Vivere, dunque. Non limitarsi a speculare attraverso i libri, gli artifici, le sospensioni di incredulità. Non in maniera esclusiva, perlomeno. Lasciarsi semplicemente vivere. E lo scrive Borges, avete letto bene. E sembra Borges che canta una canzone di Vasco Rossi, lo so. E invece è Borges che guarda a Bioy Casares, l’uomo che non sarebbe mai stato, l’uomo che non era capace di essere.

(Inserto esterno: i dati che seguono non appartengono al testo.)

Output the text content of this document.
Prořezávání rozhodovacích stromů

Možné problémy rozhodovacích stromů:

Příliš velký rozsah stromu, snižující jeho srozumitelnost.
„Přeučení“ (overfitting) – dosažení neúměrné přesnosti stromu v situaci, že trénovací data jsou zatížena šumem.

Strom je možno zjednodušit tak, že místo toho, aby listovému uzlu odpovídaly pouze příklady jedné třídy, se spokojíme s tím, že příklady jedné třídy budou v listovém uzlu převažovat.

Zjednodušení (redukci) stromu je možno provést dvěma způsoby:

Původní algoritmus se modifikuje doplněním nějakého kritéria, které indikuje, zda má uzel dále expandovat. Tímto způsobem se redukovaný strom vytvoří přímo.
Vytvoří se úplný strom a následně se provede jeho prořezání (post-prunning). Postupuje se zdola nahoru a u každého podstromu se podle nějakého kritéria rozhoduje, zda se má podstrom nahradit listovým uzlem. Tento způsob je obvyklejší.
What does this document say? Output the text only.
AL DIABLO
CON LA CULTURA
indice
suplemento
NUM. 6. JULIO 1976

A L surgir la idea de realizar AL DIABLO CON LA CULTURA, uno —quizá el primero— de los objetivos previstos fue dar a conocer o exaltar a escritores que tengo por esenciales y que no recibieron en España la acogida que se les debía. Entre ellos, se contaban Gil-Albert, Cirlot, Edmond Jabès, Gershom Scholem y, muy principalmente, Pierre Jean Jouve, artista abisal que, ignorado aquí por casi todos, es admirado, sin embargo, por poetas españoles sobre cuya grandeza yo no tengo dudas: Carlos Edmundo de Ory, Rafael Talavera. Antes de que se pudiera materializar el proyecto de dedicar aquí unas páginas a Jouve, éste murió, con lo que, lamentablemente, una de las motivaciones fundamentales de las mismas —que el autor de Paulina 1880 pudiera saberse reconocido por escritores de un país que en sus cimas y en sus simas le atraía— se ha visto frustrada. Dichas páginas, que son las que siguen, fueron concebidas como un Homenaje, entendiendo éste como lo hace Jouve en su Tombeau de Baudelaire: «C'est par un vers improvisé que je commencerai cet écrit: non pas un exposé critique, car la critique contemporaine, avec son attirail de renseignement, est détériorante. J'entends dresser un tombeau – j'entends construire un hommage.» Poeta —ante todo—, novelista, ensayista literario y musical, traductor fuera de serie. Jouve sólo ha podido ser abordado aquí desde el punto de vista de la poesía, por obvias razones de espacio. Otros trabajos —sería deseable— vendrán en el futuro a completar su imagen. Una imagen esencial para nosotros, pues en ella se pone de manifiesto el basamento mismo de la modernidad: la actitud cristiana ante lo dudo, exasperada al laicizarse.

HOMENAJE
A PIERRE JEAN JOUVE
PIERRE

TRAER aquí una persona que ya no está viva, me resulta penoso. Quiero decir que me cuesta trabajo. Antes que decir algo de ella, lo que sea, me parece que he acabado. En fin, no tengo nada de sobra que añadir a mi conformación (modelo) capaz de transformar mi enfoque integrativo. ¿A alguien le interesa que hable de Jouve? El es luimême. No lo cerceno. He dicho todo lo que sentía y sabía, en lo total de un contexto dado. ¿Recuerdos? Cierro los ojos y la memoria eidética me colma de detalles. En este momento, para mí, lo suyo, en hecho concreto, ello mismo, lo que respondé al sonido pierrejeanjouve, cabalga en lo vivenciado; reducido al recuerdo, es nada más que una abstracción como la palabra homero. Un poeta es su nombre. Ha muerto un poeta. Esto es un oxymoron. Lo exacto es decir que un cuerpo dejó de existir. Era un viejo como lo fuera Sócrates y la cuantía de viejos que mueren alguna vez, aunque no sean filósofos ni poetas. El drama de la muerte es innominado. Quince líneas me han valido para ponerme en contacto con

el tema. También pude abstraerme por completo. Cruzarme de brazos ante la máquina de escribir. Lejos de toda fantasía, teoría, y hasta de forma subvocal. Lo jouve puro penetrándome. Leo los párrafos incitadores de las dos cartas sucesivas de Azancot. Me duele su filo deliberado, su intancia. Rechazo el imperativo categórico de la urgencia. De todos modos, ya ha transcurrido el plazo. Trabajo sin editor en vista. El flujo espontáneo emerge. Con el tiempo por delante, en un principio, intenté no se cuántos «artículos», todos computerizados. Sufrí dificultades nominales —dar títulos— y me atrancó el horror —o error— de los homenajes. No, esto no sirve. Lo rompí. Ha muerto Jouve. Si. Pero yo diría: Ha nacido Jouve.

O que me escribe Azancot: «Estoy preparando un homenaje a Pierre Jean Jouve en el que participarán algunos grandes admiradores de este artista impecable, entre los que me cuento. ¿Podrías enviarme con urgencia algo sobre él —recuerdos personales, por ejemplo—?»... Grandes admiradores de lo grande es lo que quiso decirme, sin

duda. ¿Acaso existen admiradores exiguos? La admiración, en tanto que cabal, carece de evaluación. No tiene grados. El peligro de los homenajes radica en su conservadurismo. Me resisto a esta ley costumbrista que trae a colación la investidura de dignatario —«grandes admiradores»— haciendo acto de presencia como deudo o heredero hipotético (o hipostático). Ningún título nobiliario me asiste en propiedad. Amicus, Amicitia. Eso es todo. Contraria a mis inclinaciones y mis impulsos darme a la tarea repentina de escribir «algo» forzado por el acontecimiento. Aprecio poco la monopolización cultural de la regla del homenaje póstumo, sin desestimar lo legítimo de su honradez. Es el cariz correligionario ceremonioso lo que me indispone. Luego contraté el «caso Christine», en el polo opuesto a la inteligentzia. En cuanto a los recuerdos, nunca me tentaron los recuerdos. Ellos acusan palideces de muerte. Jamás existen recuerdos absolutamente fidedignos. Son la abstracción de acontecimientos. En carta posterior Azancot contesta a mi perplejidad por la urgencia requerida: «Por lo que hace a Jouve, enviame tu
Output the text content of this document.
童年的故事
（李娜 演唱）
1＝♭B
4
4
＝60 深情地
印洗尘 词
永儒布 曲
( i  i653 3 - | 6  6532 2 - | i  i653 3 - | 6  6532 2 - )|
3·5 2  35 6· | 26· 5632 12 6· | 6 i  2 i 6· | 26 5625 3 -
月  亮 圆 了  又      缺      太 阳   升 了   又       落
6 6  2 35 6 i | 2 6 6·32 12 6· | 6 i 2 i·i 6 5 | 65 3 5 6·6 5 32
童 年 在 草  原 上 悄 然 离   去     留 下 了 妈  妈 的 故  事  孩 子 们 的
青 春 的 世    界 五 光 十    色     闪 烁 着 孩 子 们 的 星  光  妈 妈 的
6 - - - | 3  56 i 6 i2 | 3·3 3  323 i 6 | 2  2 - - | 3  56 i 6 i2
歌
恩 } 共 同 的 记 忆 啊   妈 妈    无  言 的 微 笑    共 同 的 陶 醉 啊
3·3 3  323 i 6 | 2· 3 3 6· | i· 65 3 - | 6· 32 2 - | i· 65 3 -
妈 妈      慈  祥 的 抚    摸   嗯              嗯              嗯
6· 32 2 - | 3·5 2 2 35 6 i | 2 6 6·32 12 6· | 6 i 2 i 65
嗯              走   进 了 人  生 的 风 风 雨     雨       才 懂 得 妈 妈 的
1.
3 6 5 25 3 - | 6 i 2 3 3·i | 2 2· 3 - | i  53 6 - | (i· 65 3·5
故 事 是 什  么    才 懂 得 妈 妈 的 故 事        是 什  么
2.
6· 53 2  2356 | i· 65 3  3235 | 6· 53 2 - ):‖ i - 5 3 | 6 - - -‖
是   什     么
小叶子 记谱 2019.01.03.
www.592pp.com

Io che tanti uomini son stato non sono stato mai
l’uomo nel cui abbraccio illanguidiva Matilde Urbach.
(L’Artefice, Jorge Luis Borges)

Adolfo Bioy Casares e Silvina Ocampo restarono sposati 53 anni, fino alla morte di Silvina nel 1993. Casares ebbe due figli – Marta e Fabián – da altrettante amanti. Marta fu adottata da Silvina e crebbe sotto il tetto coniugale, Fabián conobbe il padre da adulto. (Pare che la stessa Elena Garro rimase incinta di Casares e che Paz la costrinse ad abortire). Adolfo ebbe decine di amanti, citava Hugo, “Amare è agire” – oltre alla già citata Elena Garro, agì con la scrittrice argentina Beatriz Guido, per esempio – e per quarant’anni, da una a tre volte alla settimana, cenò con Jorge Luis Borges (verdure bollite e una cucchiaiata di dulce de leche per dessert) presso il possedimento della famiglia Ocampo a Recoleta, Buenos Aires, tra citazioni, ricordi e divertissement letterari (e probabilmente una gran fame).
Disse Bioy Casares: “Borges visse per quasi tutta la vita degli amori giovanili sfortunati e molto intensi. È vissuto soffrendo d’amore fino alla morte. E di amori in genere segreti”.
Casares vinse il Cervantes nel 1990, come era toccato a Borges nel 1979.
Ma – evidentemente – nessuna cena a Recoleta con l’amico perché Borges è morto da quattro anni e Silvina è malata di Alzheimer. Casares muore nel 1999, a 84 anni.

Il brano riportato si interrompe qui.